El otro hombre al que quiero referirme es David Lean (1908-1991). Que se hizo famoso en 1957 como autor de una película llamada El puente sobre el río Kwai, ganadora de siete Oscars — entre ellos, el de Mejor Director. Con el mundo a sus pies, Lean quiso que su siguiente proyecto fuese una recreación de la revuelta liderada por Lawrence. "¿Estaré loco? ¿Podré lograr que el público comparta mi emoción?", se preguntó en una carta a Michael Wilson, poco después de visitar el desierto y la ciudad de Petra. Decidido a filmar en locaciones naturales, vivió en las arenas interminables casi un año.
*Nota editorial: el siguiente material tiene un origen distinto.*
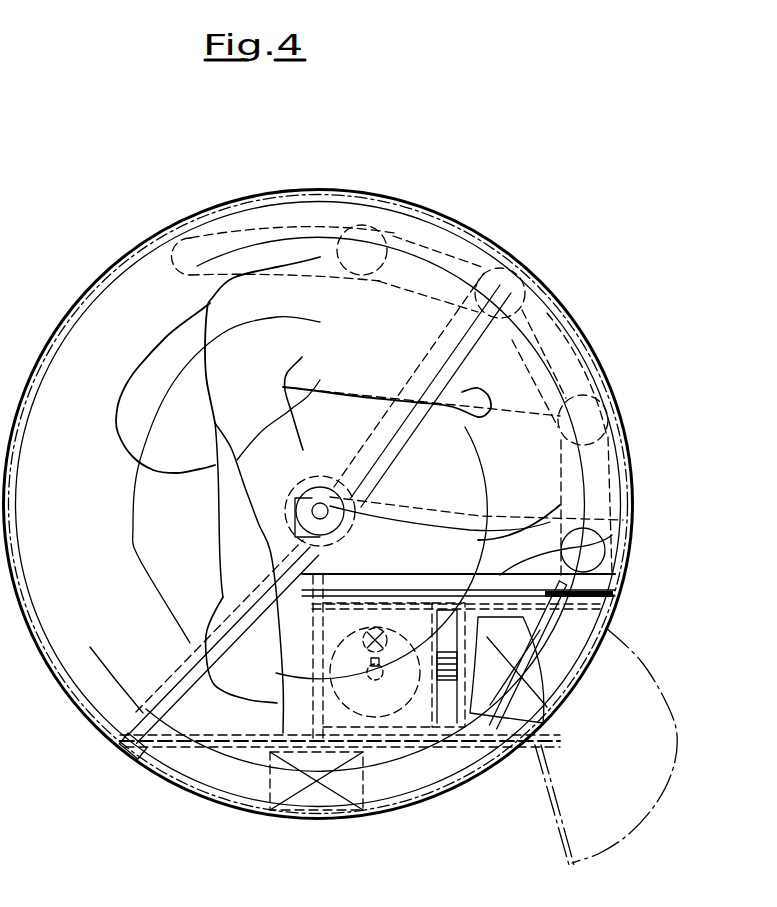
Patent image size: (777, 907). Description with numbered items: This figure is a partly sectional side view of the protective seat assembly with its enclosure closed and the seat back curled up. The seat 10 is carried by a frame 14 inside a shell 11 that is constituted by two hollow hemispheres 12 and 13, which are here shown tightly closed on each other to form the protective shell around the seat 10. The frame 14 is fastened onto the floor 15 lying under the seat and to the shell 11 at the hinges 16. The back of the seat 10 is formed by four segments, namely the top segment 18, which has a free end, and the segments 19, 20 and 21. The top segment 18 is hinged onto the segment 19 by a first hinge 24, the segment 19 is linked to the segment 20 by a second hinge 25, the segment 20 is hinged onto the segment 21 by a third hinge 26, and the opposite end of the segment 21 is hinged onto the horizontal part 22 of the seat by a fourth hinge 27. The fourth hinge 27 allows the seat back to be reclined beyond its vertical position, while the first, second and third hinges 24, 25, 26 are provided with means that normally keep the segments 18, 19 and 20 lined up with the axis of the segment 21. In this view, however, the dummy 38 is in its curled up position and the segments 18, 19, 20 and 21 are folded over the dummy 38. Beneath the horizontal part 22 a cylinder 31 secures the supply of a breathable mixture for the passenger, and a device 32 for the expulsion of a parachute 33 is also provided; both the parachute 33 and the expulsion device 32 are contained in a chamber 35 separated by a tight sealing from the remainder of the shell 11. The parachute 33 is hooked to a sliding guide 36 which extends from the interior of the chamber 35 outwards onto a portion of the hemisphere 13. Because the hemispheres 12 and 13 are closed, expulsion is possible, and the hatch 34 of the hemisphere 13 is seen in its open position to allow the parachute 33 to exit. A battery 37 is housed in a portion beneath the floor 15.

The seat 10 is at (402, 236).
The shell 11 is at (114, 258).
The hollow hemisphere 12 is at (82, 688).
The hollow hemisphere 13 is at (224, 790).
The frame 14 is at (618, 592).
The floor 15 is at (488, 757).
The hinges 16 is at (325, 488).
The top segment 18 is at (272, 240).
The segment 19 is at (457, 258).
The segment 20 is at (577, 337).
The segment 21 is at (603, 467).
The horizontal part 22 is at (407, 502).
The first hinge 24 is at (362, 240).
The second hinge 25 is at (500, 268).
The third hinge 26 is at (603, 392).
The fourth hinge 27 is at (628, 530).
The cylinder 31 is at (330, 682).
The expulsion device 32 is at (438, 740).
The parachute 33 is at (552, 683).
The hatch 34 is at (590, 645).
The chamber 35 is at (613, 612).
The sliding guide 36 is at (493, 583).
The battery 37 is at (362, 800).
The dummy 38 is at (153, 465).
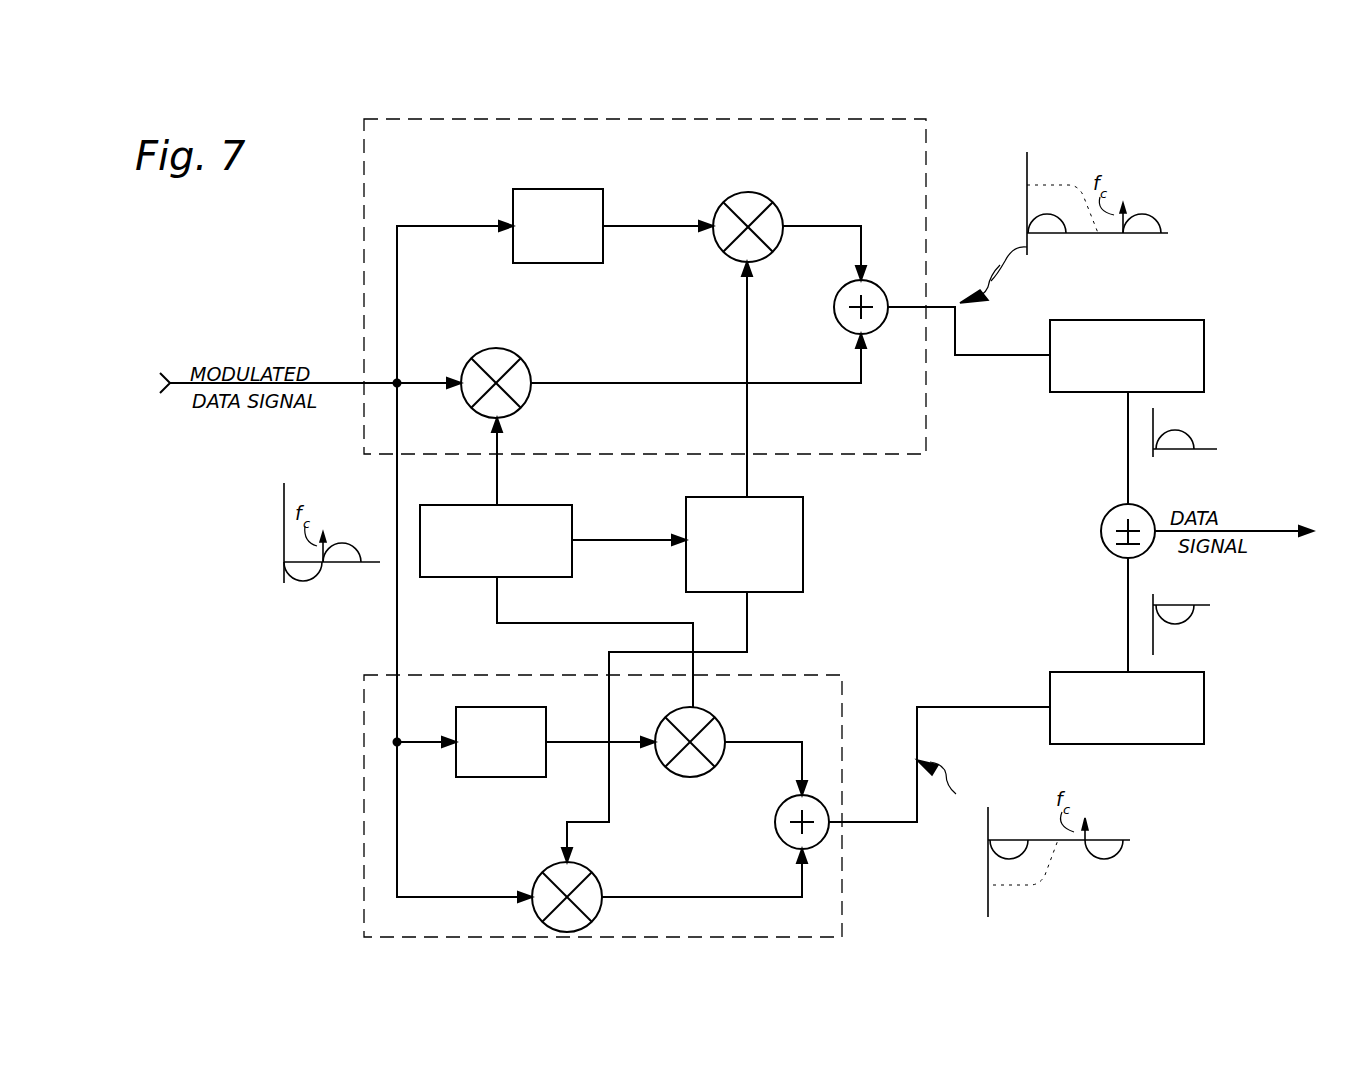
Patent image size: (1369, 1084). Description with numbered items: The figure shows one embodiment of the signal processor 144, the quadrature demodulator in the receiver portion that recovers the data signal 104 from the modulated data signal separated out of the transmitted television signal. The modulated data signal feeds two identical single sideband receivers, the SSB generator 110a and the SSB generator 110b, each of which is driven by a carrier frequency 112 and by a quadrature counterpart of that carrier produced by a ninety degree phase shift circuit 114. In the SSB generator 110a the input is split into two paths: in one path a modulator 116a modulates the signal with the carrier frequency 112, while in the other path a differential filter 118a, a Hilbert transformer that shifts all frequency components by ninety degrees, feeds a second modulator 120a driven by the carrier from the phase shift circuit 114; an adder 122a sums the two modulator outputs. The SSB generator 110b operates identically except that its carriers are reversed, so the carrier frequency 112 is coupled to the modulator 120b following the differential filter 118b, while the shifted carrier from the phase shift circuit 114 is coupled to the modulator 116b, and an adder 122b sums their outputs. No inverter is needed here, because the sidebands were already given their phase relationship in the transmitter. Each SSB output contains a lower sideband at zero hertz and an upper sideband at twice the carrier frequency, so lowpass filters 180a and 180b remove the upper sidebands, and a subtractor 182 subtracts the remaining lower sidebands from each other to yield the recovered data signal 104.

De noche dormía dentro de una casa rodante colocada encima de un camión, y de día conducía a un equipo de técnicos y artistas casi tan alucinado como Lawrence y sus ensabanados. Cuando ya no pudo inventar más excusas para seguir filmando, fue el último de ese crew en abandonar el desierto. La película se llamó Lawrence de Arabia, se estrenó hace exactamente 60 años —en diciembre de 1962— y sigue siendo una de las obras más deslumbrantes que se haya concebido para el cine.

 

 

 

Allí Lean y el guionista Robert Bolt hacen que el periodista le pregunte a Lawrence qué es lo que tanto lo atrae del desierto. Entonces Lawrence, interpretado por el eterno Peter O'Toole, le responde: "Es limpio".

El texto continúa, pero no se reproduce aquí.